Par un jour de pluie, j'entrai dans le cabinet du Brera; et la Tête du Christ, par le Vinci (l'étude au crayon rouge pour le Christ de la Cène), ne me laissait rien voir d'autre....
Cette journée fameuse, dont la vertu chaque jour grandit en moi, me confirme dans la méthode que j'entrevoyais depuis Haroué.
Plus jeune, par une matinée sèche d'hiver florentin, ralentissant ma promenade sur le Lung'Arno, en face des collines délicates et presque nerveuses, j'ai suivi le même ordre de réflexions. Je sortais de voir au Pitti la Simonetta, maîtresse fameuse du Magnifique, peinte par Botticelli. Combien d'efforts il me fallut d'abord pour goûter sa beauté malingre de jeune fille moricaude! Dans la suite, je vins à l'aimer; au premier regard, elle ne me donnait que de la curiosité. Il en advint ainsi de moi-même devant moi-même. Jusqu'à cette heure, je fus simplement curieux de mon âme. Je considérais mes divers sentiments, qui ont la physionomie rechignée et malingre des enfants difficilement élevés, mais je ne m'aimais pas. Or, le Vinci pour représenter le plus compréhensif des hommes, celui qui lit dans les coeurs, ne lui donne pas le sourire railleur dont il est le prodigue inventeur, ni cet air dégoûté qui m'est familier; mais le Christ qu'il peint accepte, sans vouloir rien modifier. Il accepte sa destinée et même la bassesse de ses amis: c'est qu'il donne à toutes choses leur pleine signification. Au lieu d'étriquer la vie, il épanouit devant son intelligence la part de beauté qui sommeille dans le médiocre.
Aujourd'hui, dans cette veillée d'Italie, je vois qu'il n'y a pas compréhension complète sans bonté. Je cesse de haïr. Je pardonnerai à tout ce qui est vil en moi, non par un mot, mais en le justifiant. Je repasserai par toutes les phases de chacun de mes sentiments; je verrai qu'ils sont simplement incomplets, et qu'en se développant encore, ils aboutiront à satisfaire l'ordre. Et sur l'heure je jouirai de cet ordre.
Ainsi m'enseigna le Vinci, tandis que je le priais au Brera, étant accoudé sur la rampe de fer qui entoure la salle. La figure que son crayon traça a le sourire qui pardonne à tous les Judas de la vie, elle a les yeux qui reconnaissent dans les actions les plus obscures la direction raisonnable de Dieu, elle a le pli des lèvres qu'aucune amertume n'étonne plus.

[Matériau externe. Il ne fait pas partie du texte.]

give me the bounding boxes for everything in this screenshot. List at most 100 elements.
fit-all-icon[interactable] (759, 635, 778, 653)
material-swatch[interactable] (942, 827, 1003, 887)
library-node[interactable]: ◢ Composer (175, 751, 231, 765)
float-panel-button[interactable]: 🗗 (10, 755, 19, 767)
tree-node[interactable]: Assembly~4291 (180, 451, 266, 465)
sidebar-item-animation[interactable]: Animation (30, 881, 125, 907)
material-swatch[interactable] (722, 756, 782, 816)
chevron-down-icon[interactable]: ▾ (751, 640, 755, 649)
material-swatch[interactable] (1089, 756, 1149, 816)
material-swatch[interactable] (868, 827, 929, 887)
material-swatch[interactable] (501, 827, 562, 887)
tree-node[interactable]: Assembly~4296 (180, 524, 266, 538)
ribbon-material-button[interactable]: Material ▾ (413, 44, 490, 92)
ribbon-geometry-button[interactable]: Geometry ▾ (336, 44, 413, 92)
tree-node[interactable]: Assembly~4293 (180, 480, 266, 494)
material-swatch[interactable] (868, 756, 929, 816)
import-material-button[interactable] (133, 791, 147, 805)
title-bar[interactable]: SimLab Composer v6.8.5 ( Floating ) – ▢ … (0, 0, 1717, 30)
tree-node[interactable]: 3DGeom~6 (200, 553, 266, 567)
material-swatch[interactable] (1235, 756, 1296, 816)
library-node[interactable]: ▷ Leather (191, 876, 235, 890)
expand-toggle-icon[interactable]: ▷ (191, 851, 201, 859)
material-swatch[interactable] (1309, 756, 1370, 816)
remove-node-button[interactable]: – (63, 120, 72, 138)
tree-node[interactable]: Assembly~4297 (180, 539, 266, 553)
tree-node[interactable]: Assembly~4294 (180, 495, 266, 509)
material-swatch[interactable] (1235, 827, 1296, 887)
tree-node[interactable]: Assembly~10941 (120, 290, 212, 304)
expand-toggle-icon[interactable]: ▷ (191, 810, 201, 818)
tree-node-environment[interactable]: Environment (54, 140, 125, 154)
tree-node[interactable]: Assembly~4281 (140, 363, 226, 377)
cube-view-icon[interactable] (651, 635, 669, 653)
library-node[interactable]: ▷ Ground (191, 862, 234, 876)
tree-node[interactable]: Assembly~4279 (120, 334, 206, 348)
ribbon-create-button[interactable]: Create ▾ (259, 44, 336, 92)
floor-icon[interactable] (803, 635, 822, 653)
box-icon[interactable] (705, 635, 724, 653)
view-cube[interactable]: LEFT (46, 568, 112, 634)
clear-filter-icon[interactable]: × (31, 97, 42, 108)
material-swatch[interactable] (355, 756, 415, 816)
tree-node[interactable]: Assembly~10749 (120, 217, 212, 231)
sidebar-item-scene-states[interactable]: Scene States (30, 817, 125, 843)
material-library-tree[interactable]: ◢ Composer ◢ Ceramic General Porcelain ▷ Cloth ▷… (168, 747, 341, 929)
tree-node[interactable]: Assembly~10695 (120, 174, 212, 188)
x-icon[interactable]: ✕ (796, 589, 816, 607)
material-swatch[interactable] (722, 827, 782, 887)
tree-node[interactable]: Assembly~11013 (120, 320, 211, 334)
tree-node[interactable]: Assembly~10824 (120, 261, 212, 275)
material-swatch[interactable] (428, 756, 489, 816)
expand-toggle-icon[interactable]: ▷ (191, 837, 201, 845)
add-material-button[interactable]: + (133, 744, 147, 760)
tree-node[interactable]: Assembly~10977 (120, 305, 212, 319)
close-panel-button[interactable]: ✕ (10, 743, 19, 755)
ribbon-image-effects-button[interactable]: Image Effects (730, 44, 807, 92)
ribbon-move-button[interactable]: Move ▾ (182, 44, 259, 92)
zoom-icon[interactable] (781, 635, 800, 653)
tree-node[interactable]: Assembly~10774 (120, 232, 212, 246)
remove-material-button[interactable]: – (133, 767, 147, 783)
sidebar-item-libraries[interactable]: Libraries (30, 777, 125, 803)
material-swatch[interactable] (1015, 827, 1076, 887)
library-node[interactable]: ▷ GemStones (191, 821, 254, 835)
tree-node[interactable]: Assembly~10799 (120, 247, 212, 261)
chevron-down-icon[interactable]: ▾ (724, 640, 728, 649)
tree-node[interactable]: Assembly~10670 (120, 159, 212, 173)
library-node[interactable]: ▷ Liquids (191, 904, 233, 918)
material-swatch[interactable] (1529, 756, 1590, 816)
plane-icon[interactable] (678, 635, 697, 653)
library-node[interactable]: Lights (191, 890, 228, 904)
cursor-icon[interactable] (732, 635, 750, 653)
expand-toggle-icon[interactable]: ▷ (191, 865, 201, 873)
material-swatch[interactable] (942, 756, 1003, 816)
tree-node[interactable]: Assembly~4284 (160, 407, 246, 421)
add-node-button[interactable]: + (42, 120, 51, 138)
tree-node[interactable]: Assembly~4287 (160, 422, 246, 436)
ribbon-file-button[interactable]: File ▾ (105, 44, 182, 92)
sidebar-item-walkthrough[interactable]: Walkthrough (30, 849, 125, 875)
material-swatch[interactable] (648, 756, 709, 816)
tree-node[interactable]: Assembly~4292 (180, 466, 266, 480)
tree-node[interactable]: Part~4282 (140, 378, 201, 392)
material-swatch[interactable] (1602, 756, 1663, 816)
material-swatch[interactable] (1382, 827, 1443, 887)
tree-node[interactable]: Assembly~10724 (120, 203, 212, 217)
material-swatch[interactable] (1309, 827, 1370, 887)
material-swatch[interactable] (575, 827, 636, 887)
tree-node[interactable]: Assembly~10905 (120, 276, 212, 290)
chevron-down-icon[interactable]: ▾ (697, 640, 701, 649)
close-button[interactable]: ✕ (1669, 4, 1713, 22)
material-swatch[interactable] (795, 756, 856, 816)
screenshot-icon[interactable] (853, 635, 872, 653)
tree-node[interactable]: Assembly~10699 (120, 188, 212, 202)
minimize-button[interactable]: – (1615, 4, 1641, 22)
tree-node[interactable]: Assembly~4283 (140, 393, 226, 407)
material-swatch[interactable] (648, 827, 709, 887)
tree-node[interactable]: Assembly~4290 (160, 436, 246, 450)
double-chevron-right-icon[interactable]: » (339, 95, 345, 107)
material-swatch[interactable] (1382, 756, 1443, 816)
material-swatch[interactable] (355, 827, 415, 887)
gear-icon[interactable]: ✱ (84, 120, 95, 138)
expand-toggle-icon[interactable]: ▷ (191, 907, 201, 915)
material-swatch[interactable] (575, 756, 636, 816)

Étant descendu avec ces pensées, je rejoignis ma voiture, et tandis qu'une triste humidité tombait sur la ville, enveloppé dans un grand manteau de voyage, je me pris à songer.
Je vis nettement qu'un second problème se greffait sur le premier:
1° Dans ma cellule, j'avais fait une enquête sur moi-même, j'étais arrivé à embrasser le développement de mon être; mais j'avais été préoccupé de mon imperfection avant tout.